Senate Passes Heart Disease, Hearing Screening Legislation

The Senate passed the Cardiovascular Advances in Research and Opportunities Legacy (CAROL) Act (H.R. 1193) by unanimous consent last week. The bill directs the U.S. Department of Health and Human Services to develop best practices for the treatment of valvular heart disease. The Senate also passed the Early Hearing Detection and Intervention Act (S. 4052) by voice vote. The legislation would reauthorize activities that support hearing screening and early intervention services for newborns, infants, and young children for the next five years. It also requires the Government Accountability Office to conduct a study of state early hearing detection and intervention programs and access to such programs.

Biden Administration Criticizes GOP Debt Limit Plan

The White House has characterized congressional Republicans’ plan to tie U.S. debt limit negotiations to an overhaul of entitlement programs as a “non-starter.” Republicans have suggested that a vote to increase the debt ceiling could be leveraged to reform the Social Security, Medicare, and Medicaid programs and increase their fiscal sustainability.

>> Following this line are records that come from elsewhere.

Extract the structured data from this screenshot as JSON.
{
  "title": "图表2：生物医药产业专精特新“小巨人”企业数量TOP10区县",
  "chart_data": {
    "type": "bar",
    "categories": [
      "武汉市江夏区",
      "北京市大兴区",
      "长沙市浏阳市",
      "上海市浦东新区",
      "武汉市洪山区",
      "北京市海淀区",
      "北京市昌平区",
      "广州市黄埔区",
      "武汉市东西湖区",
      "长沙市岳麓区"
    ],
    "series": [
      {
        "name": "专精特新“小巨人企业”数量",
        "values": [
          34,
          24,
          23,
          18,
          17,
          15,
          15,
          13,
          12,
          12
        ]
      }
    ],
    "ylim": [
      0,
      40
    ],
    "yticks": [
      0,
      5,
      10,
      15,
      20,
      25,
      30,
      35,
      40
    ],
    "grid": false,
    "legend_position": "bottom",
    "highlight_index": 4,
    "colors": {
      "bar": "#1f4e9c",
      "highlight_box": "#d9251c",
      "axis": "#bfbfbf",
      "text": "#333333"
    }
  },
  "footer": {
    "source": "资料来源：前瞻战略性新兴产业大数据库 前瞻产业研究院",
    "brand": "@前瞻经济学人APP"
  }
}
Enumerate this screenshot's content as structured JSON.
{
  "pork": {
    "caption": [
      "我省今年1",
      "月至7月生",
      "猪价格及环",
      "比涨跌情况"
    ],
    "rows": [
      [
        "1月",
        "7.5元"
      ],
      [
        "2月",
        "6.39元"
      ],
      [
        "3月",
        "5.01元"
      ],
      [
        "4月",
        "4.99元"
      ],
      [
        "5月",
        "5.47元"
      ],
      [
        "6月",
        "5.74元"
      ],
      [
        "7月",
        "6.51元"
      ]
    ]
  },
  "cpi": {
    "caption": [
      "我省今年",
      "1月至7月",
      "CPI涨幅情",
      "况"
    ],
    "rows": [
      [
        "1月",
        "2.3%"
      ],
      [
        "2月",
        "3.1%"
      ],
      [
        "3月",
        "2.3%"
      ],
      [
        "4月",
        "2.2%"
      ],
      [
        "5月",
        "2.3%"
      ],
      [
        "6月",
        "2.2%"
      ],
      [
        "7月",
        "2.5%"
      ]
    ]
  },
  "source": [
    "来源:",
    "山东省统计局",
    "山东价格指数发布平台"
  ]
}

The idea was most recently pitched by Sen. John Thune (R-S.D.) to reporters last week. Voters “overwhelmingly rejected efforts to gut Medicare and Social Security,” a White House spokesperson responded. President Joe Biden also stated that he would not yield to such demands but has expressed opposition to getting rid of the debt ceiling altogether, as some Democrats have called for.

Finance Leadership Release Final Mental Health Proposal

Bipartisan leadership of the Senate Finance Committee released their fifth and final mental health discussion draft last week. The legislation includes policies to improve mental health parity and access to mental health and substance use disorder services in the Medicare and Medicaid programs. The bill would:

  • Strengthen the accuracy of provider directories in Medicare Advantage (MA) plans and Medicaid programs.
  • Direct GAO to conduct a study of the differences in enrollee cost-sharing and utilization management between behavioral and non-behavioral health services in MA and compared to traditional fee-for-service Medicare.
  • Require Medicare to provide guidance to health care providers detailing the extent to which Medicare beneficiaries with substance use disorders can receive partial hospitalization program services.
  • Direct GAO to report on Medicaid payment rates for behavioral health services compared to medical and surgical services across a sample of states.